A la señora Patro le gustaban los toros. “El Cordobés –decía- le prometió a su madre que con el primer dinero que ganara le compraría un cortijo. Y se lo compró”. Yo le prometí una lavadora, para que no tuviera que restregar más ropa. Pasaron los años y yo seguía yendo por allí. Mi pueblo era esa casa. Y mi pueblo era el lugar que más me gustaba del mundo. Traía mi sonrisa de oreja a oreja, por perdido que estuviera, exactamente igual que ahora. Traía alguna novia. Pero tardé en traer dinero, porque, al contrario de lo que se está diciendo, la explotación del periodista pardillo no se ha inventado ahora y mi padre, cada vez que encontraba un trabajo nuevo me preguntaba “¿éste cuánto me va a costar?”. Para cuando reuní algo de pasta, sus hijas le habían comprado la lavadora y yo le puse una tele. A veces me pasaba alguna tarde sentado a su lado, viendo concursos de Constantino Romero, y me sentía orgulloso de la tele, que era un cacharro. Habían puesto una estufa en el cuarto de estar, la cuadra hacía tiempo que se había convertido en cocina, ya no se cocinaba con leña bajo una cocina de metal, había un baño. Hasta llegó el teléfono. Pero la leña de la estufa seguía oliendo igual. Y la señora Patro era la señora Patro. Sabíamos en qué mundos nos conocimos. En un mundo incondicional.

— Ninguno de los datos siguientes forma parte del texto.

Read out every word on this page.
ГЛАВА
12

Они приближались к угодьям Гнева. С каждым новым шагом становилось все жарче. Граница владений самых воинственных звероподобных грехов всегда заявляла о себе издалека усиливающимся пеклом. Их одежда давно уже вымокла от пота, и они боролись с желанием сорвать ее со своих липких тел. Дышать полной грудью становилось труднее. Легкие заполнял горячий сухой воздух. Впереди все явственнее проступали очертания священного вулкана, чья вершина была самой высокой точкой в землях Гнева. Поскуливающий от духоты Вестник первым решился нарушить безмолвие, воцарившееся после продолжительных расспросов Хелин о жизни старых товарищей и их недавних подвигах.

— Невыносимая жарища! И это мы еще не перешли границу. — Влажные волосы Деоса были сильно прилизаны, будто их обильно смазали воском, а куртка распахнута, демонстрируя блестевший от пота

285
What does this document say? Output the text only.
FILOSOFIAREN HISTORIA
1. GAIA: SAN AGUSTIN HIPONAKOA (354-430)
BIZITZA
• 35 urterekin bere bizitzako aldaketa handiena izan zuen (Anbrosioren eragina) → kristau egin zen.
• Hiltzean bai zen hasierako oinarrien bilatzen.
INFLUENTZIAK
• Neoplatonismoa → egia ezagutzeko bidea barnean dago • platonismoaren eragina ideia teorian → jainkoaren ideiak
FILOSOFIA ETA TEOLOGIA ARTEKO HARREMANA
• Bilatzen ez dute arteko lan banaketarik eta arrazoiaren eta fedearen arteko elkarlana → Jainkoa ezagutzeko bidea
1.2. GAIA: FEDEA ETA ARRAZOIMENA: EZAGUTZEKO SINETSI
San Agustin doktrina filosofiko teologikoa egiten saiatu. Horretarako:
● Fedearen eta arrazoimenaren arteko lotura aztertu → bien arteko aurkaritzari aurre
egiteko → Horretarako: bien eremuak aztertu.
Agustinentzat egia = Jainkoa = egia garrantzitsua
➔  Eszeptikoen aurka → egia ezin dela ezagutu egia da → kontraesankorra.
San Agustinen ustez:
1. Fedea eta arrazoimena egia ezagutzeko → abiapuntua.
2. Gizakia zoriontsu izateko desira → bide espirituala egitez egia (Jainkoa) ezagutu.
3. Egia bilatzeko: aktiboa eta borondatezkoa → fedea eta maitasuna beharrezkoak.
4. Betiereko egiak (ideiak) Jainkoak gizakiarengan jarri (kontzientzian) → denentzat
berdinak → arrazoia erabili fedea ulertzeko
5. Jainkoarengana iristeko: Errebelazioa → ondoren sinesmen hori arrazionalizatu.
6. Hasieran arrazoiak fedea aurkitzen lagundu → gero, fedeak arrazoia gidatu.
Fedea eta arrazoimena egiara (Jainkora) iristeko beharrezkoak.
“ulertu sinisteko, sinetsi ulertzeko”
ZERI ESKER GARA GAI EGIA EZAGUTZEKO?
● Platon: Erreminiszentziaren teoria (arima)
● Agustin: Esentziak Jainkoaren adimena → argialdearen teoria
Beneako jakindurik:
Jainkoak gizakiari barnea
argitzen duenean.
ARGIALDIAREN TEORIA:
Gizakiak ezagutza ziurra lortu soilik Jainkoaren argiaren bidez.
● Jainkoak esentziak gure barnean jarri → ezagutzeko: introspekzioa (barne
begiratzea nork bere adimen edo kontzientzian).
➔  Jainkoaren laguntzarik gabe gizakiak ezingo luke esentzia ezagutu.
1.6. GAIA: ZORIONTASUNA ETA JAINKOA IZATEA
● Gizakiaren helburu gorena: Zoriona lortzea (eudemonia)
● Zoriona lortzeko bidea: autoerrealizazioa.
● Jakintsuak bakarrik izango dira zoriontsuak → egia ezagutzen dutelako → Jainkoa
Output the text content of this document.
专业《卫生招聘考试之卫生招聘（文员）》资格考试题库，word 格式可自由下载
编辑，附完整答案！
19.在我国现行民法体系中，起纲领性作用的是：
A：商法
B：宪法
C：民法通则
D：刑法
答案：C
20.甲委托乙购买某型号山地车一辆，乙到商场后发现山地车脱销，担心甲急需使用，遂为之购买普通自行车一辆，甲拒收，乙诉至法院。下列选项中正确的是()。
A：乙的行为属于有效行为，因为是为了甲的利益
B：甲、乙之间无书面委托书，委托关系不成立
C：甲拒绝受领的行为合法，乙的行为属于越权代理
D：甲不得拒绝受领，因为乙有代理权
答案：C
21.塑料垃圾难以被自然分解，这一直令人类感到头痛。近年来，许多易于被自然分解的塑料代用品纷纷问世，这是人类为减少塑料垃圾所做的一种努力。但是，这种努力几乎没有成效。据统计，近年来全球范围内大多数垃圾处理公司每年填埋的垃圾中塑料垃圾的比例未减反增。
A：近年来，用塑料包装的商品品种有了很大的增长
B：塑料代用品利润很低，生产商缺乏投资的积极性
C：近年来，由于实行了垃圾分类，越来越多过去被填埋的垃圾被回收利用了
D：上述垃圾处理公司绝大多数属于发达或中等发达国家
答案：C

El otro día volví a mi pueblo. Me bajé del coche de línea y empecé a caminar junto a la muralla, por el mismo camino de todas aquellos días de verano, pero bajo un raro sol de octubre que no daba ningún calor. Tomé la dirección de la casa de la señora Patro, pero me tuve que quedar a mitad de camino, en el tanatorio.